Both Warren personally as well as his church are leading advocates for people with HIV/AIDS. He has begun similar initiatives to fight poverty and illiteracy. He has spoken out on the needs of Christians to address topics like global warming and genocide in Darfur.

If it is a stretch to say Warren’s opposition to gay marriage makes him a full-fledged, hate-mongering Christian fundamentalist, then deducing from an invitation for him to speak at the Inauguration that Obama is no supporter of gay rights or even anti-gay is positively super-elastic.

Obama said he is a “fierce advocate for equality for gay and lesbian Americans” at a news conference yesterday. In spite of this, both he and Vice-President-elect Biden made it clear throughout the campaign that they did not favor a Constitutional Amendment supporting gay marriage, arguing such decisions belong with the states. Why apparently this is such a sudden shock to some of his supporters is not clear to me.

The Obama Administration is actively considering William White, an openly gay man to be the next Secretary of the Navy. Perhaps they should withdraw him from consideration, since the Center for Military Readiness, which opposes gays serving in the military, has issued a statement saying such a choice “would be very demoralizing to the troops,” just as gays find the choice of Warren to be a sign of disrespect to them.

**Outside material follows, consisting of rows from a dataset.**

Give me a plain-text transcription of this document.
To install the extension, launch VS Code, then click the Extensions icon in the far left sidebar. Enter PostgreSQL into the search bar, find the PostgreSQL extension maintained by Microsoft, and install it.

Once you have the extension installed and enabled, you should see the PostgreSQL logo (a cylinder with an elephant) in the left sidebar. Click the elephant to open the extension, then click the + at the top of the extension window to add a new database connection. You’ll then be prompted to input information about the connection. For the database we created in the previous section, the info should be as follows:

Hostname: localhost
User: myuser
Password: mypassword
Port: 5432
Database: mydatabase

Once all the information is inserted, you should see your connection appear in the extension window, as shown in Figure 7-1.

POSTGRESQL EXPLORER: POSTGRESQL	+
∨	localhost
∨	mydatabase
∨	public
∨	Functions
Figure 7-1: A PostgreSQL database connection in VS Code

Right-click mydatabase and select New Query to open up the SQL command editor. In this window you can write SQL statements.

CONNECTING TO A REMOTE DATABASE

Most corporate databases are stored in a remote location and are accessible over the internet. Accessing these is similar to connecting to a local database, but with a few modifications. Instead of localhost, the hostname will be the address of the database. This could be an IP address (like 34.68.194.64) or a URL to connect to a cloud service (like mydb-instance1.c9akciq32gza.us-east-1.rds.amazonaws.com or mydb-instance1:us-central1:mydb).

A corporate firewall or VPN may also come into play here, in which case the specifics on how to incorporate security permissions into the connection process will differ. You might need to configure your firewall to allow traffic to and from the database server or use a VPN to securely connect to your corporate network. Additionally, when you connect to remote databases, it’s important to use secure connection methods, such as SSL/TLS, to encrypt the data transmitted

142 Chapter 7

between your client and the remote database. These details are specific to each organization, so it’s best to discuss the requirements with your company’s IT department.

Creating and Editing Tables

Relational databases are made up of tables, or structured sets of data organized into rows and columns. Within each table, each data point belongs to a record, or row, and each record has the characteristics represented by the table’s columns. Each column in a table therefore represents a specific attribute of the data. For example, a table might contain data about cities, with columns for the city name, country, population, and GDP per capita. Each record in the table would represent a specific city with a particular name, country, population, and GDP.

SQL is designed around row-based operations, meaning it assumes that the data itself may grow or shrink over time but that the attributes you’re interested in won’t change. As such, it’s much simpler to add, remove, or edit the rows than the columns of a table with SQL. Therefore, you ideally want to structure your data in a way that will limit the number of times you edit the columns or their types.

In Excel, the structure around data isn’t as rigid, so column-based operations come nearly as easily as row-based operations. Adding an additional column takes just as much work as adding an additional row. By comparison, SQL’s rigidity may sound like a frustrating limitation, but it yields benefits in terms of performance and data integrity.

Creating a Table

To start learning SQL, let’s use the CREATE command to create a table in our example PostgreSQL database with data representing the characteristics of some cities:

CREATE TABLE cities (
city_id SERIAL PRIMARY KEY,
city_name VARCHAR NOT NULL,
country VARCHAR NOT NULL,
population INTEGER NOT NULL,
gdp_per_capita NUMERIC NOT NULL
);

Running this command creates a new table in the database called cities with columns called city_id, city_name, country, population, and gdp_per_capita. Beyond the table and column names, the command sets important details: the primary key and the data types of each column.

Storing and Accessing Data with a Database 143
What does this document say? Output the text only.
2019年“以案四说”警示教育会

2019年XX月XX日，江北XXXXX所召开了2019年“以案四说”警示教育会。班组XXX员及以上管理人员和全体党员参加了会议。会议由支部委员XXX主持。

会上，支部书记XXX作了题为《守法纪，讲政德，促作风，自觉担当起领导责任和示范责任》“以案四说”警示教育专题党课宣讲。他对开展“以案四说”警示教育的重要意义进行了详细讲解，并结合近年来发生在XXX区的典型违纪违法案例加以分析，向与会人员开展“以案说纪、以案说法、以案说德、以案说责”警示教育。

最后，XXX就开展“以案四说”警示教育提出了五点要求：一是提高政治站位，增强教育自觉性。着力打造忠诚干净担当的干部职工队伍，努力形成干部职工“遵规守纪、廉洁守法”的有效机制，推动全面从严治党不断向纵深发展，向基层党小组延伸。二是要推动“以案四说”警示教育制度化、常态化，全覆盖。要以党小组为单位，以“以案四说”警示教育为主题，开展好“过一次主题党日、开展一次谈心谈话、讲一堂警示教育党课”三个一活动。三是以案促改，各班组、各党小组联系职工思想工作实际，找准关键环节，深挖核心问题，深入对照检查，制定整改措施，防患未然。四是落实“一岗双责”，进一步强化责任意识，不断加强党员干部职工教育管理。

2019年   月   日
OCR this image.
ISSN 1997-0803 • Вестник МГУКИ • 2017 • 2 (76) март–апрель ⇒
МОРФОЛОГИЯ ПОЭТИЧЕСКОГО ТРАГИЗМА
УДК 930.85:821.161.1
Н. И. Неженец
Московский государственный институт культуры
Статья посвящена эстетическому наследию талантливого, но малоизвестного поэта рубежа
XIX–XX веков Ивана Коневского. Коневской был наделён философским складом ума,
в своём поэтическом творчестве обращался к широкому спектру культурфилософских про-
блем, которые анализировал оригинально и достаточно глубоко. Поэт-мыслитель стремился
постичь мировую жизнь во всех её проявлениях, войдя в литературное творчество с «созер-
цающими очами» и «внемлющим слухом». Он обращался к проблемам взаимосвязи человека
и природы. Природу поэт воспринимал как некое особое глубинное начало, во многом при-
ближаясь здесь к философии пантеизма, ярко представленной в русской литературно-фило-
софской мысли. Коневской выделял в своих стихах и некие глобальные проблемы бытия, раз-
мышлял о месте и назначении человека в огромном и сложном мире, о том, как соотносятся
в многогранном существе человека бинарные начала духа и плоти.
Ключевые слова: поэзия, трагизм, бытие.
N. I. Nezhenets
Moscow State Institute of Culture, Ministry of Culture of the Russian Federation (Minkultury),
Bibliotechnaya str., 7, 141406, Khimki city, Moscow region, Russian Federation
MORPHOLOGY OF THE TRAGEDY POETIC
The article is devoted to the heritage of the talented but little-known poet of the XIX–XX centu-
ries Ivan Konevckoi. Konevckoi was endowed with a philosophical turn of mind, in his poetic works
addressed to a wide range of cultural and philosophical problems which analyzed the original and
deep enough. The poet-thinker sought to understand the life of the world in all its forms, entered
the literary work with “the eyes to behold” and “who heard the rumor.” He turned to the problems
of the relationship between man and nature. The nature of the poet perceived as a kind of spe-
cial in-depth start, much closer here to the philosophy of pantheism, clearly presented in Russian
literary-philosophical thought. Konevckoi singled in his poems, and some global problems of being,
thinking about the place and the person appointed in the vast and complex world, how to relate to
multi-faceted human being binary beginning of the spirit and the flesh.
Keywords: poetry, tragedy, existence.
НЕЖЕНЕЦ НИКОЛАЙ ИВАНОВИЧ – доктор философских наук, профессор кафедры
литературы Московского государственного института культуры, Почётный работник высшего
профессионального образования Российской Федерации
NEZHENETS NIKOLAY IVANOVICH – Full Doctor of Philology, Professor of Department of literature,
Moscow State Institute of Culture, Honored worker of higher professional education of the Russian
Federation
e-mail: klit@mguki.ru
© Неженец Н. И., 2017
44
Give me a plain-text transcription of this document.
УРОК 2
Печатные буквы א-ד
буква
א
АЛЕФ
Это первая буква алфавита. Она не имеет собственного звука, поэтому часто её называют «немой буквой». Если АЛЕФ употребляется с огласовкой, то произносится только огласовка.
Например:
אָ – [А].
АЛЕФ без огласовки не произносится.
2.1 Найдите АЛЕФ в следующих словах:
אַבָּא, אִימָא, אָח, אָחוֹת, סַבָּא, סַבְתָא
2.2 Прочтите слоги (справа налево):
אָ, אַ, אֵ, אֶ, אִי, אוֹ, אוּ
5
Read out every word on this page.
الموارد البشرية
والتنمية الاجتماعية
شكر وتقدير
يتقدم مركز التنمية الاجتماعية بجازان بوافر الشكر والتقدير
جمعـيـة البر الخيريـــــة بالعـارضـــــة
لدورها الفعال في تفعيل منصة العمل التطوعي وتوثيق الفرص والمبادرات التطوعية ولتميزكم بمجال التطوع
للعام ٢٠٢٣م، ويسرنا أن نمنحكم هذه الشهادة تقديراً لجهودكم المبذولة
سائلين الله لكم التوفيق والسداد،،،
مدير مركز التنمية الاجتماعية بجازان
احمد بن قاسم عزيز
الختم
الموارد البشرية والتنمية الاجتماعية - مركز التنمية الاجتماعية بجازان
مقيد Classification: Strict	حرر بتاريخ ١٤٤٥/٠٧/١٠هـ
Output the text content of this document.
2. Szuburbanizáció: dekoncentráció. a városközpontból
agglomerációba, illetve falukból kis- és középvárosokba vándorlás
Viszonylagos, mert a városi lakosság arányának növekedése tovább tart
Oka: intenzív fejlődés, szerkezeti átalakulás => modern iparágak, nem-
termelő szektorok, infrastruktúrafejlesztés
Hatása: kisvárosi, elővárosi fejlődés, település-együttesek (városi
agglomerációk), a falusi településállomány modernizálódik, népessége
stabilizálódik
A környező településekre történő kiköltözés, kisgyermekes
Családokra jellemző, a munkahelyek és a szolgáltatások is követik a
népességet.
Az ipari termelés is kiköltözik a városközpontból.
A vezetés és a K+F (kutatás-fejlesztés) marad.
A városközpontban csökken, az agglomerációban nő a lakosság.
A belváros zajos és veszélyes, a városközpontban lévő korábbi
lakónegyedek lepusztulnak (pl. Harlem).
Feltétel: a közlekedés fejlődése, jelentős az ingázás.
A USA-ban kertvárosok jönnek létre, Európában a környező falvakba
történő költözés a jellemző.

For that matter, perhaps Obama should also rescind his invitation to the Rev. Dr. Joseph E. Lowery to deliver the Inaugural benediction. Lowery is certainly an undisputed civil-rights champion but he once gave a speech in front of President Bush condemning the Iraq war and poverty in the U.S. that many in the crowd found offensive.

David Bordy, a senior national news correspondent for the Christian Broadcasting Network, reports that for all the angry email and letter sent to Obama by gays and lesbians, CBN has received an equal number of messages from right-wing Christians outraged that Warren would have anything to do with the pro-abortion Obama.

The fact that the attitudes and tactics of the left look so much like those of the right in this instance ought to be telling us something.

One of those letters to Obama comes from Solmonese, who writes, “By inviting Rick Warren to your Inauguration, you have tarnished the view that gay, lesbian, bisexual and transgender Americans have a place at your table.”

Almost every family has at least one horror story of a fight that begins at a holiday dinner and ends with someone storming from the table in angry tears. It takes courage to walk away from our loved ones in a declaration of personal principle. In contemporary American politics, it has become almost a shibboleth of leadership to not merely reject but also condemn and break with those holding objectionable views.

One reason Obama sought out Warren to speak is that he renounced his own long-time pastor during the campaign, after most Republicans and many Democrats found that man’s views contained too much anti-white racism to suffer toleration.

Yes, it takes courage to walk away from the table. Even so, sometimes, it takes still greater courage to walk back and sit down at it again with the person(s) toward whom we feel hostile, especially when we know they return that hostility, if only for the sake of others we love and respect in common.

Tolerance that will not endure dissent is no tolerance. Tolerance does not mean agreeing with opposing viewpoints but accepting the right of others to hold them and still be able to sit at the table.

As Warren himself has said of this matter, “Hopefully, individuals passionately expressing opinions from the left and the right will recognize that both of us have shown a commitment to model civility in America.”

Should they come to the table of the Inauguration, gays and their supporters have every right to tell Warren they believe he is wrong-headed in his beliefs and that they find his pronouncements against them hurtful. But they are wrong to insist there is no longer room at the table for them. Instead, they have chosen to walk away from the table in a moment of understandable hurt pride.

They need to find the courage to walk back and sit down again, lest they look far too much like those conservatives who refuse to respect their right to stand in the same line with them for marriage licenses.